Brauchen wir Storys in Sportspielen?

Spätestens seit der letzten E3 ist klar: EA Sports setzt auf Kampagnenmodi. Rennspiele versuchen sogar schon länger, den Asphalt mit Geschichten zu schmücken. Gelungene Vorzeigebeispiele fehlen bislang.

FIFA, Madden und auch 2Ks NBA-Serie setzen allesamt auf das individualisierte Karriereerlebnis. Vom Balljungen zum Champions-League-Sieger, vom College-Spieler zum NBA-Allstar. Freunde der Sportspiele können nun einen eigenen Sportler kreieren und haben dessen Weg zum Erfolg selbst in der Hand. Künftig steuert man also nicht mehr Lionel Messi, Tom Brady oder Stephen Curry. Der Spieler tritt selbst an ihre Stelle. Oder noch besser: An ihre Seite.

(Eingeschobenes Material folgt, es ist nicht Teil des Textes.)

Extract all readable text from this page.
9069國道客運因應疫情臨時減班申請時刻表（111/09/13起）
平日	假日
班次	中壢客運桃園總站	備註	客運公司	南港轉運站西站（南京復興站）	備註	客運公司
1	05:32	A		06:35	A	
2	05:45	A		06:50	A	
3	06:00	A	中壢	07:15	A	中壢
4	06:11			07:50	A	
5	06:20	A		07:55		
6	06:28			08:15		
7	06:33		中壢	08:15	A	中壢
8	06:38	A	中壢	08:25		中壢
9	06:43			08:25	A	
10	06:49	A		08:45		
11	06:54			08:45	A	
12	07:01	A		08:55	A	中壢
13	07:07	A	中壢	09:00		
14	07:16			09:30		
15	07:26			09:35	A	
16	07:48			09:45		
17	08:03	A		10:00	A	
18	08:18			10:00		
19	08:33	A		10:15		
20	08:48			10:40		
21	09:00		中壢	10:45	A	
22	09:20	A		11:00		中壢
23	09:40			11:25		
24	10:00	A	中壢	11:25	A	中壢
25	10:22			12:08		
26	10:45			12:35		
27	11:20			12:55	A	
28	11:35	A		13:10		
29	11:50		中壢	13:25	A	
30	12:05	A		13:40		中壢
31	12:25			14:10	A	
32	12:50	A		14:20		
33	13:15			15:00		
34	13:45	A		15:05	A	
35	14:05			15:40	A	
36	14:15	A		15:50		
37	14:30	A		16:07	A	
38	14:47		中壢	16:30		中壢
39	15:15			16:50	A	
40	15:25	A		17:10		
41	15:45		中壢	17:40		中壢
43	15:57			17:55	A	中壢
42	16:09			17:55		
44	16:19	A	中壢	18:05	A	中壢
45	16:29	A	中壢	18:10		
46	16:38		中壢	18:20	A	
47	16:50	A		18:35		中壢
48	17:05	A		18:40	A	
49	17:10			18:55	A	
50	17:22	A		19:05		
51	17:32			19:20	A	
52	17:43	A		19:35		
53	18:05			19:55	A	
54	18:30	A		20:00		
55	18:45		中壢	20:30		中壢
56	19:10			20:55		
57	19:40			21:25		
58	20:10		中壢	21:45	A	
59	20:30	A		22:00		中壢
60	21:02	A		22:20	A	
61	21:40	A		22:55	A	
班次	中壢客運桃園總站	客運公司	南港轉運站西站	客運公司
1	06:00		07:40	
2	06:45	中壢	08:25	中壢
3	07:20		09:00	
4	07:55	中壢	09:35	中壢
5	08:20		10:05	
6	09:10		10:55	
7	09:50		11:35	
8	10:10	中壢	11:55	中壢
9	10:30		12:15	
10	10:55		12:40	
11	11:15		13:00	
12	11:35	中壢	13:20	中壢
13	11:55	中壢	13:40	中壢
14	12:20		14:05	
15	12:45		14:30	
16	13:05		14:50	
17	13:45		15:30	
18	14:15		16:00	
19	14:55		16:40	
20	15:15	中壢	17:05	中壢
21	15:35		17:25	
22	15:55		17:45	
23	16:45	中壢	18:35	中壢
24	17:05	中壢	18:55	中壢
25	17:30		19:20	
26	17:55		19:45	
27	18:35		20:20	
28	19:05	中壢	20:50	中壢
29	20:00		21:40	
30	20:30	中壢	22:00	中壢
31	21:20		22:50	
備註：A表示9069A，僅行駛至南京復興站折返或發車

Die mittelmäßigsten Geschichten schreibt der Fußball

Wenngleich die Faszination, zusammen mit den Stars um den Sieg zu fighten, unbestritten sein dürfte, stellt sich doch die Frage, wie gut die Umsetzung dieser Modi in Videospielen funktioniert. In Sportspielen lassen uns diese Kampagnen träumen. Speziell FIFA bietet mit der Option, nur einen einzelnen Spieler aus Third-Person-Sicht zu steuern, ein gutes Stück Immersion.

Das Stadion beschallt das Spielfeld von allen Seiten. Gleichzeitig gilt es am Platz den Spielfluss im Auge zu behalten. Mit ein bisschen Fantasie kann man sich also sehr gut in die Szene hineinversetzen. Doch wie steht es mit der Rahmenerzählung? Welche spannenden Geschichten kann ein Sportspiel erzählen, die begeisterte Fans nicht bereits aus unzähligen Filmen kennen?

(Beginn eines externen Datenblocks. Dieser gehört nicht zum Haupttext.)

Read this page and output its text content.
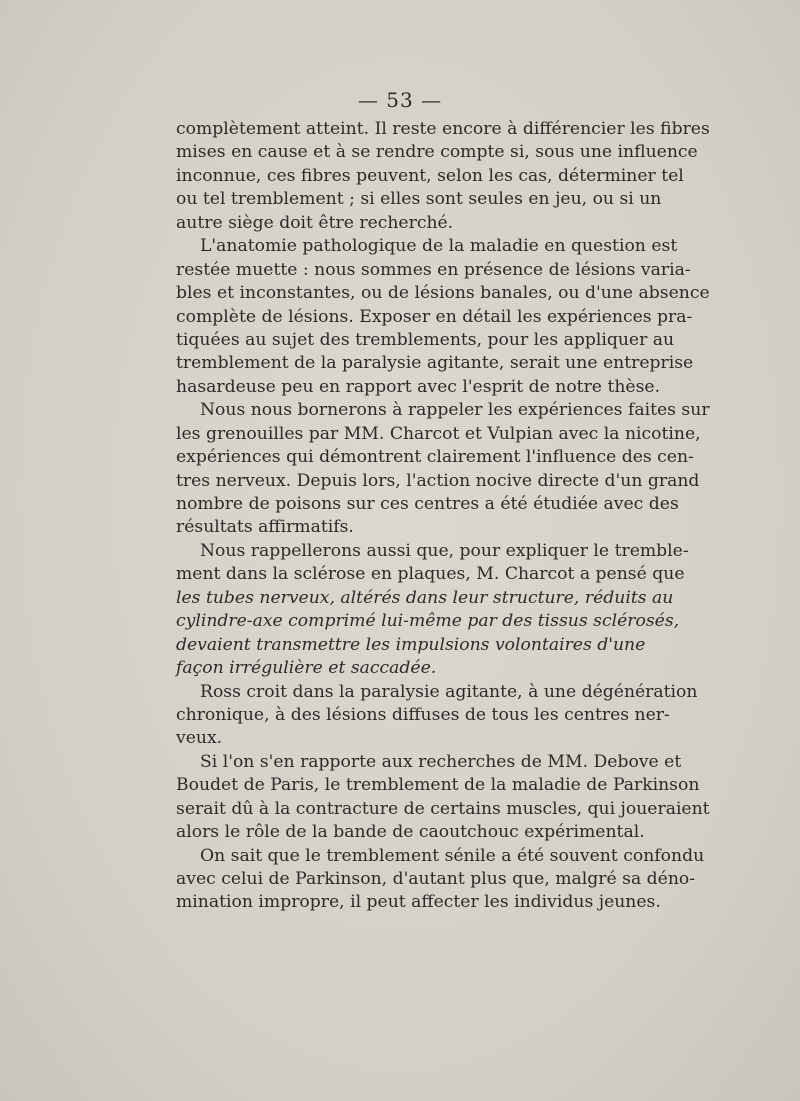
— 53 —
complètement atteint. Il reste encore à différencier les fibres
mises en cause et à se rendre compte si, sous une influence
inconnue, ces fibres peuvent, selon les cas, déterminer tel
ou tel tremblement ; si elles sont seules en jeu, ou si un
autre siège doit être recherché.
L'anatomie pathologique de la maladie en question est
restée muette : nous sommes en présence de lésions varia-
bles et inconstantes, ou de lésions banales, ou d'une absence
complète de lésions. Exposer en détail les expériences pra-
tiquées au sujet des tremblements, pour les appliquer au
tremblement de la paralysie agitante, serait une entreprise
hasardeuse peu en rapport avec l'esprit de notre thèse.
Nous nous bornerons à rappeler les expériences faites sur
les grenouilles par MM. Charcot et Vulpian avec la nicotine,
expériences qui démontrent clairement l'influence des cen-
tres nerveux. Depuis lors, l'action nocive directe d'un grand
nombre de poisons sur ces centres a été étudiée avec des
résultats affirmatifs.
Nous rappellerons aussi que, pour expliquer le tremble-
ment dans la sclérose en plaques, M. Charcot a pensé que
les tubes nerveux, altérés dans leur structure, réduits au
cylindre-axe comprimé lui-même par des tissus sclérosés,
devaient transmettre les impulsions volontaires d'une
façon irrégulière et saccadée.
Ross croit dans la paralysie agitante, à une dégénération
chronique, à des lésions diffuses de tous les centres ner-
veux.
Si l'on s'en rapporte aux recherches de MM. Debove et
Boudet de Paris, le tremblement de la maladie de Parkinson
serait dû à la contracture de certains muscles, qui joueraient
alors le rôle de la bande de caoutchouc expérimental.
On sait que le tremblement sénile a été souvent confondu
avec celui de Parkinson, d'autant plus que, malgré sa déno-
mination impropre, il peut affecter les individus jeunes.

Einmal ins Büro bitte © Electronic Arts

Der böse Coach, die rivalisierenden Kapitäne, eine tragische Verletzung samt Comeback, Bestechung, Streit innerhalb des Teams und das alles überstrahlende Sportwunder als Happy End – die Filmschmieden dieser Welt haben all diese Plots bereits dutzende Male auf die Leinwand gebracht. Die Chancen stehen gut, dass Fans einer bestimmten Sportart deren Ups und Downs bereits erzählt bekommen haben.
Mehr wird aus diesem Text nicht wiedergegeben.